The Dragon Hand is a solid fantasy with a killer premise. An epic fantasy featuring a dragon as the protagonist? Yes, please. The Dragon Hand has great epic fantasy bones and some killer set pieces. Unfortunately, some weak spots keep The Dragon Hand in good-but-not-great territory.
An ancient evil is returning to threaten the world—at least, that’s what one of voices in Serivak’s head is telling him.
As the only dragon in the kingdom and technically a prisoner of war, Serivak’s position as the King’s Hand via his friendship with the young king is precarious enough before the voice of one of his ancestors warned of the new threat. With the help of two young foreigners, Serivak endeavors to avert disaster—but as evidence of a conspiracy grows, his political enemies close to home may be even more dangerous.

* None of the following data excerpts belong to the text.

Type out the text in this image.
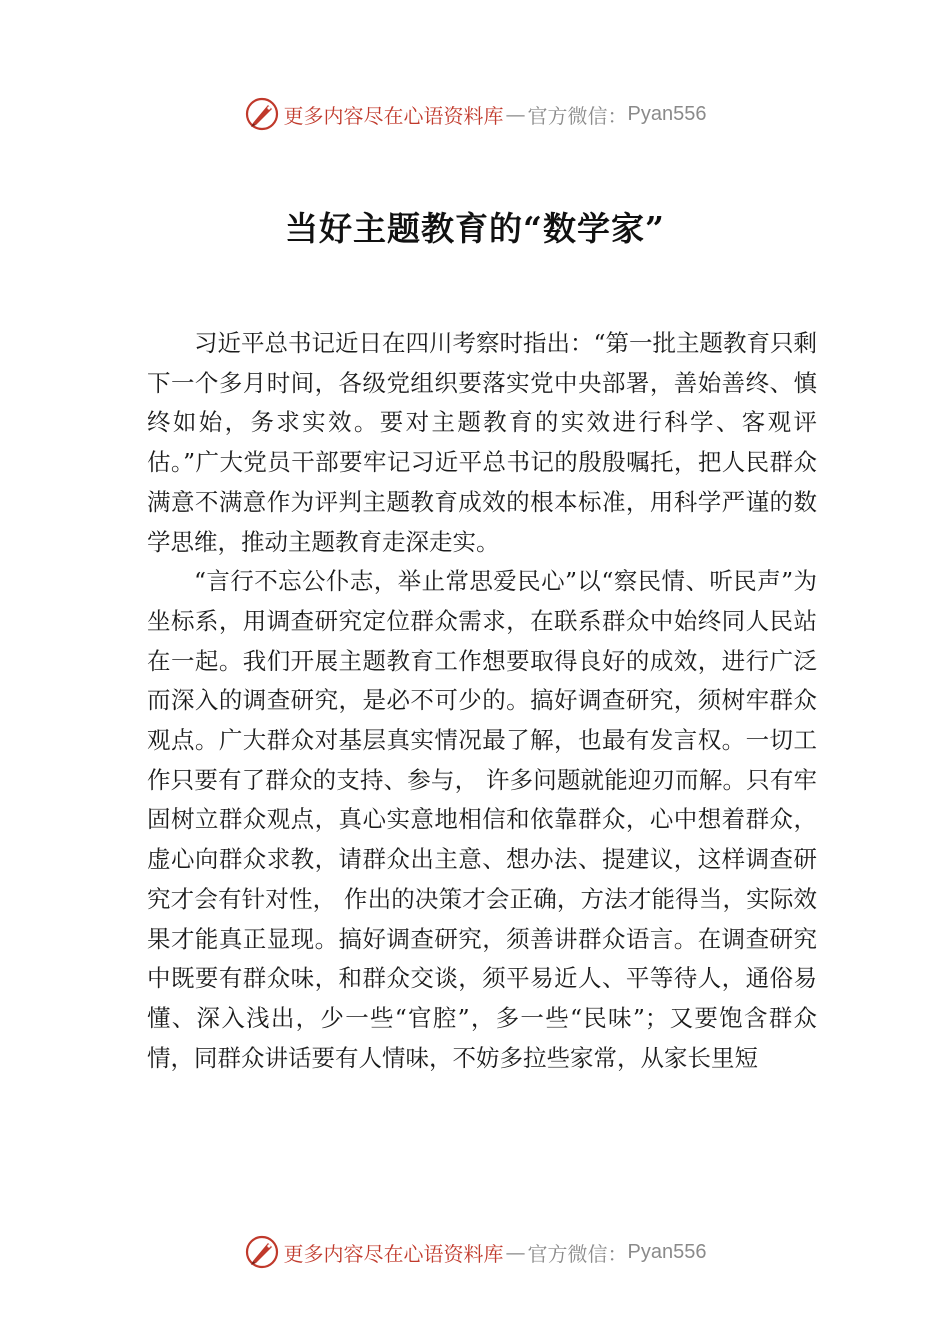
更多内容尽在心语资料库 — 官方微信： Pyan556
当好主题教育的“数学家”

习近平总书记近日在四川考察时指出：“第一批主题教育只剩下一个多月时间，各级党组织要落实党中央部署，善始善终、慎终如始，务求实效。要对主题教育的实效进行科学、客观评估。”广大党员干部要牢记习近平总书记的殷殷嘱托，把人民群众满意不满意作为评判主题教育成效的根本标准，用科学严谨的数学思维，推动主题教育走深走实。

“言行不忘公仆志，举止常思爱民心”以“察民情、听民声”为坐标系，用调查研究定位群众需求，在联系群众中始终同人民站在一起。我们开展主题教育工作想要取得良好的成效，进行广泛而深入的调查研究，是必不可少的。搞好调查研究，须树牢群众观点。广大群众对基层真实情况最了解，也最有发言权。一切工作只要有了群众的支持、参与， 许多问题就能迎刃而解。只有牢固树立群众观点，真心实意地相信和依靠群众，心中想着群众，虚心向群众求教，请群众出主意、想办法、提建议，这样调查研究才会有针对性， 作出的决策才会正确，方法才能得当，实际效果才能真正显现。搞好调查研究，须善讲群众语言。在调查研究中既要有群众味，和群众交谈，须平易近人、平等待人，通俗易懂、深入浅出，少一些“官腔”，多一些“民味”；又要饱含群众情，同群众讲话要有人情味，不妨多拉些家常，从家长里短

更多内容尽在心语资料库 — 官方微信： Pyan556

As the copy suggests, The Dragon Hand features three protagonists and POV characters: Serivak, the king’s minister (Hand) and a dragon (hence the title). Lienne, an orphan and galvanizer of considerable potential. Tironas, a jeweler’s son and the only riftwalker in the world.
Magic and monsters are plentiful. Serivak is the only dragon in the story (sort of…), but other dragons exist in this world. As do drakes, dragons’ stupider, less powerful, despised, two-winged cousins. All dragons manifest a particular supernatural ability. Serivak’s is particularly impressive. Galvanizers use a form of symbol magic to create derrivals—magical devices that can be used as weapons or for more mundane uses, giving the setting a steampunk feel.
Serivak is technically a prisoner of war, his father defeated in a dragon uprising a generation ago. But he grew up as the current (human, well, Tehlman) king’s best friend. The king named Serivak his Hand. One of the few good decisions he made. One of the few decisions he is willing to make period. The king may flee from his duty, but Serivak understands his, even if he isn’t prepared for it politically and even if his unique position leaves him without allies. And when he is faced with an existential threat to not just the kingdom, but to the entire world, Serivak understands that creates a higher duty.
- Dragon protagonist
- The main characters’ powers
- The action sequences (there are three absolutely killer set pieces)
- The overall macro story (including what I thinking is being hinted at for the rest of the series)
- Some of the history. The palace was originally built for dragons, dating back to a time when they, not Tehlmans, ruled the kingdom
- The subtle nods in worldbuilding to influences like The Wheel of Time (Yakov is a big Wheel of Time fan). For example, “waystones” are a key plot point (I always wished we got more Portal Stone action in WoT), and one of Serivak’s ancestors had a breath weapon that sounds rather like balefire.
- I get very frustrated by the trope of character out of their element and out of their depth vis-à-vis political machinations.
- The worldbuilding doesn’t really pop. There are a lot of small touches, but while I liked the more central pieces of worldbuilding, much of the smaller stuff I shrugged at (e.g., the eye crests and Second Sight of Tehlmans).
- Some parts of the story didn’t completely work. Yakov tells us that the rebels aren’t as noble as they say they are. I believe it, but, while they are jerks, they aren’t necessarily any worse than they have to be, or anyone else. Yakov never shows us why we should look askance at the rebels.
The Dragon Hand is the sort of book I like more thinking back on it than I did while I was reading it. Overall, it was a fun read, and the macro story elements in particular have me excited for the next book in the series (The Dragon Hand has a very exciting climax, but the story is definitely bigger than one book).
3.5 of 5 Stars.
Disclosure: Yakov sent me a review copy of The Dragon Hand.